İliç avukatı Barış Yıldırım anlattı: Parça parça ÇED raporu alındı

İliç avukatı Barış Yıldırım anlattı: Parça parça ÇED raporu alındı
Avukat Yıldırım, İliç'te sahanın tümüne dönük bir bütün kümülatif ÇED raporu alması gerekirken, parça parça ruhsat sahalarını bölerek raporlar alındığını anlattı. Yıldırım, bu durumun da hukuksuz olduğunu belirtti.

Artı Gerçek - Erzincan'ın İliç ilçesinde dokuz işçinin toprak altında kaldığı siyanürlü altın madeninde arama çalışmaları devam ediyor.

Aktif fay hattı üzerinde yer almasına rağmen, siyanürle altın çıkarılan maden için 2008’de ÇED raporu verildi. 2014 yılında kapasite artışı için verilen ÇED olumlu raporu için köylüler tarafından avukatlar aracığıyla dava açıldı ve iptal davası reddedildi. 2016 yılında Türkiye Barolar Birliği (TBB) Çevre ve Kent Hukuk Komisyonu Üyesi Avukat Barış Yıldırım ‘ÇED gerekli değildir’ kararını açtığı davayla iptal ettirdi. 2021 yılında 2’inci kapasite artırımı için alınacak ÇED kararı için bölgede yapılan keşiflere avukat Yıldırım, gözlemci olarak katıldı. Şirket ÇED raporuna bütünsel olarak başvuru yapmayarak bir çok bölgeye kısımsal ÇED başvurusu yaptı ve ÇED olumlu raporu aldı.

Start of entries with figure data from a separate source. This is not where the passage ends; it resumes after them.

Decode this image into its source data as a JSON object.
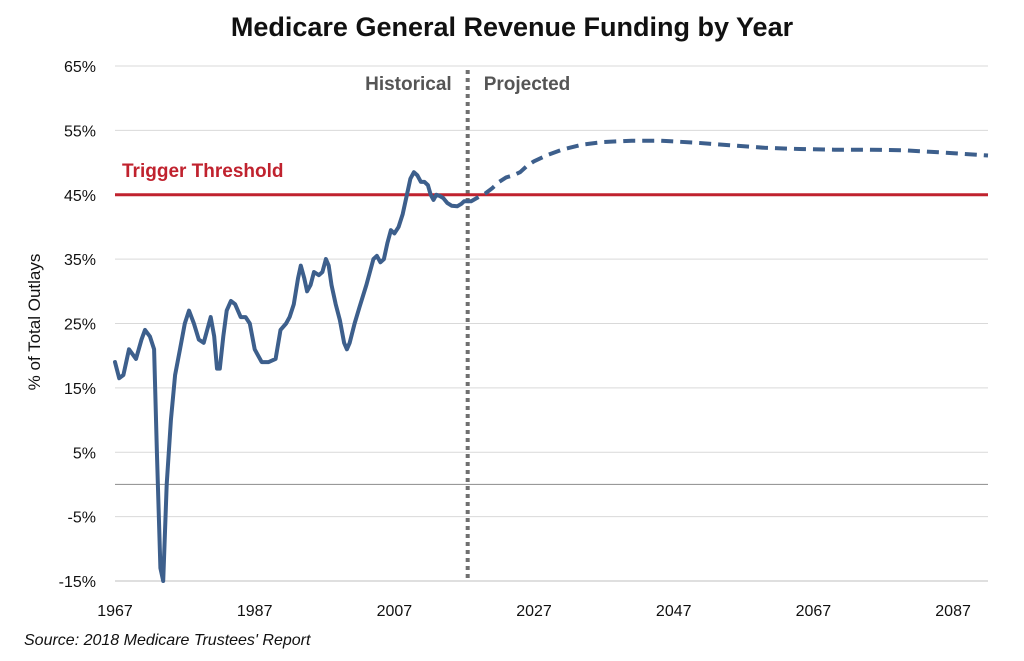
{
  "title": "Medicare General Revenue Funding by Year",
  "source": "Source: 2018 Medicare Trustees' Report",
  "chart_data": {
    "type": "line",
    "title": "Medicare General Revenue Funding by Year",
    "xlabel": "",
    "ylabel": "% of Total Outlays",
    "xlim": [
      1967,
      2092
    ],
    "ylim": [
      -15,
      65
    ],
    "x_ticks": [
      "1967",
      "1987",
      "2007",
      "2027",
      "2047",
      "2067",
      "2087"
    ],
    "y_ticks": [
      "65%",
      "55%",
      "45%",
      "35%",
      "25%",
      "15%",
      "5%",
      "-5%",
      "-15%"
    ],
    "grid": true,
    "colors": {
      "series": "#3d5f8c",
      "threshold": "#c0222e",
      "divider": "#707070",
      "region_label": "#555555"
    },
    "divider_year": 2017.5,
    "region_labels": {
      "left": "Historical",
      "right": "Projected"
    },
    "threshold": {
      "label": "Trigger Threshold",
      "value": 45
    },
    "series": [
      {
        "style": "solid",
        "points": [
          [
            1967,
            19
          ],
          [
            1967.6,
            16.5
          ],
          [
            1968.2,
            17
          ],
          [
            1969,
            21
          ],
          [
            1970,
            19.5
          ],
          [
            1970.8,
            22.5
          ],
          [
            1971.3,
            24
          ],
          [
            1972,
            23
          ],
          [
            1972.6,
            21
          ],
          [
            1973,
            5
          ],
          [
            1973.5,
            -13
          ],
          [
            1973.9,
            -15
          ],
          [
            1974.4,
            0
          ],
          [
            1975,
            10
          ],
          [
            1975.6,
            17
          ],
          [
            1976.3,
            21
          ],
          [
            1977,
            25
          ],
          [
            1977.6,
            27
          ],
          [
            1978.3,
            25
          ],
          [
            1979,
            22.5
          ],
          [
            1979.7,
            22
          ],
          [
            1980.2,
            24
          ],
          [
            1980.7,
            26
          ],
          [
            1981.2,
            23
          ],
          [
            1981.6,
            18
          ],
          [
            1982,
            18
          ],
          [
            1982.5,
            23
          ],
          [
            1983,
            27
          ],
          [
            1983.6,
            28.5
          ],
          [
            1984.2,
            28
          ],
          [
            1985,
            26
          ],
          [
            1985.7,
            26
          ],
          [
            1986.3,
            25
          ],
          [
            1987,
            21
          ],
          [
            1988,
            19
          ],
          [
            1989,
            19
          ],
          [
            1990,
            19.5
          ],
          [
            1990.7,
            24
          ],
          [
            1991.5,
            25
          ],
          [
            1992,
            26
          ],
          [
            1992.6,
            28
          ],
          [
            1993.2,
            32
          ],
          [
            1993.6,
            34
          ],
          [
            1994.1,
            32
          ],
          [
            1994.5,
            30
          ],
          [
            1995,
            31
          ],
          [
            1995.5,
            33
          ],
          [
            1996.2,
            32.5
          ],
          [
            1996.7,
            33
          ],
          [
            1997.2,
            35
          ],
          [
            1997.6,
            34
          ],
          [
            1998,
            31
          ],
          [
            1998.6,
            28
          ],
          [
            1999.2,
            25.5
          ],
          [
            1999.8,
            22
          ],
          [
            2000.2,
            21
          ],
          [
            2000.6,
            22
          ],
          [
            2001.3,
            25
          ],
          [
            2002,
            27.5
          ],
          [
            2003,
            31
          ],
          [
            2004,
            35
          ],
          [
            2004.5,
            35.5
          ],
          [
            2005,
            34.5
          ],
          [
            2005.5,
            35
          ],
          [
            2006,
            37.5
          ],
          [
            2006.5,
            39.5
          ],
          [
            2007,
            39
          ],
          [
            2007.6,
            40
          ],
          [
            2008.2,
            42
          ],
          [
            2008.8,
            45
          ],
          [
            2009.3,
            47.5
          ],
          [
            2009.8,
            48.5
          ],
          [
            2010.3,
            48
          ],
          [
            2010.8,
            47
          ],
          [
            2011.3,
            47
          ],
          [
            2011.8,
            46.5
          ],
          [
            2012.2,
            45
          ],
          [
            2012.6,
            44.2
          ],
          [
            2013,
            45
          ],
          [
            2013.5,
            44.8
          ],
          [
            2014,
            44.5
          ],
          [
            2014.6,
            43.7
          ],
          [
            2015.2,
            43.3
          ],
          [
            2016,
            43.2
          ],
          [
            2016.6,
            43.6
          ],
          [
            2017,
            44
          ],
          [
            2017.5,
            44
          ]
        ]
      },
      {
        "style": "dashed",
        "points": [
          [
            2017.5,
            44
          ],
          [
            2018,
            44
          ],
          [
            2019,
            44.6
          ],
          [
            2020,
            45.2
          ],
          [
            2021,
            46
          ],
          [
            2022,
            47
          ],
          [
            2023,
            47.7
          ],
          [
            2024,
            48
          ],
          [
            2025,
            48.5
          ],
          [
            2026,
            49.5
          ],
          [
            2027,
            50.2
          ],
          [
            2029,
            51.2
          ],
          [
            2031,
            52
          ],
          [
            2034,
            52.8
          ],
          [
            2037,
            53.2
          ],
          [
            2041,
            53.4
          ],
          [
            2045,
            53.4
          ],
          [
            2050,
            53.1
          ],
          [
            2055,
            52.7
          ],
          [
            2060,
            52.3
          ],
          [
            2065,
            52.1
          ],
          [
            2070,
            52
          ],
          [
            2075,
            52
          ],
          [
            2080,
            51.9
          ],
          [
            2085,
            51.6
          ],
          [
            2092,
            51.1
          ]
        ]
      }
    ]
  }
}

Munzur Press'e konuşan avukat Barış Yıldırım, bütün kümülatif ÇED raporu alması gerekirken, parça parça ruhsat sahalarını bölerek ÇED başvuruları yapmakta olduğunu ve bu durumun hukuka aykırı olduğunu belirtti. Ayrıca avukat Yıldırım, Çöpler Altın Madeni’nin bulunduğu sahanın Munzur havzasında olduğunu ve kimyasal maddelerle altın ayrıştırma işleminin devam etmesiyle bölgede yaban hayatı ve ekosistemin yok olacağını vurguladı.

Altın Maden projesinin yürütüldüğü sahanın Munzur Dağları havzasının önemli bir doğa alanı olduğu ve bölgede bir çok yaban hayatının yaşadığını belirterek, şunları söyledi:

"Maden Projesine ilişkin 2008 yılında ÇED olumlu kararı verilmişti. Müteakiben projeye ilişkin olarak 2014 yılına gelindiğinde kapasite artırımına dahil olarak yine ÇED olumlu karar verildi. Keza 2021 yılında da ikinci kapasite artışına ilişkin olarak ÇED olumlu kararı verildi. Projenin yürütüldüğü saha Munzur Dağları havzasında önemli doğa alanı içerisinde ve yine önemli bitki alanı içerisinde. Proje sahasında bugüne kadar saptanmış 2250 bitki türü var. Yine proje sahasının içerisinde bulunduğumuz havza Avrupa’nın yaban hayatı ve yaşam ortamlarını koruma sözleşmesi Bern sözleşmesi hükümlerine göre kesin koruma altında bulunan dağ keçisi, ayı, su samuru, başak hatta neslinin dünyada yok olduğu değerlendirilen Anadolu parsı gibi türleri barındırıyor. Yine bölge önemli kuş alanı olarak da değerlendirilebilecek bir bölge. Ülkemizin en büyük su toplama havzasına sahip nehri durumundaki Fırat Nehri havzasının da tam neredeyse merkezi. Fırat en önemli kaynakları ya Munzur havzasından doğar ya da Munzur havzasında birleşir. Bu bakımdan sadece ekosistem açısından değil, bir bütün Fırat Nehri’nin aktığı yörelerdeki tüm canlı yaşam açısından önemli bir alan. Tabii bu bölgede bu projenin yürütülüyor olması hukuka aykırı."

Bizler daha evvelden proje kapsamında ‘ÇED gerekli değildir’ kararı verilince 2016 yılında idare mahkemesine dava açmıştık. Netice itibariyle Erzurum 1. idare mahkemesi projeye dair verilen ÇED gerekli değildir kararını iptal etti. Şimdi şirket maalesef ruhsat aldığı sahanın tümüne dönük bir bütün kümülatif ÇED raporu alması gerekirken, parça parça ruhsat sahalarını bölerek ÇED başvuruları yapmakta ve hukuka aykırı ÇED kararları almakta. İşte tam da bu hukuksuzluğa, ÇED gerekli değildir hukuksuzluğuna 2016 yılında biz itiraz ederek yöre halkı adına dava açmış ve iptal kararı almıştık."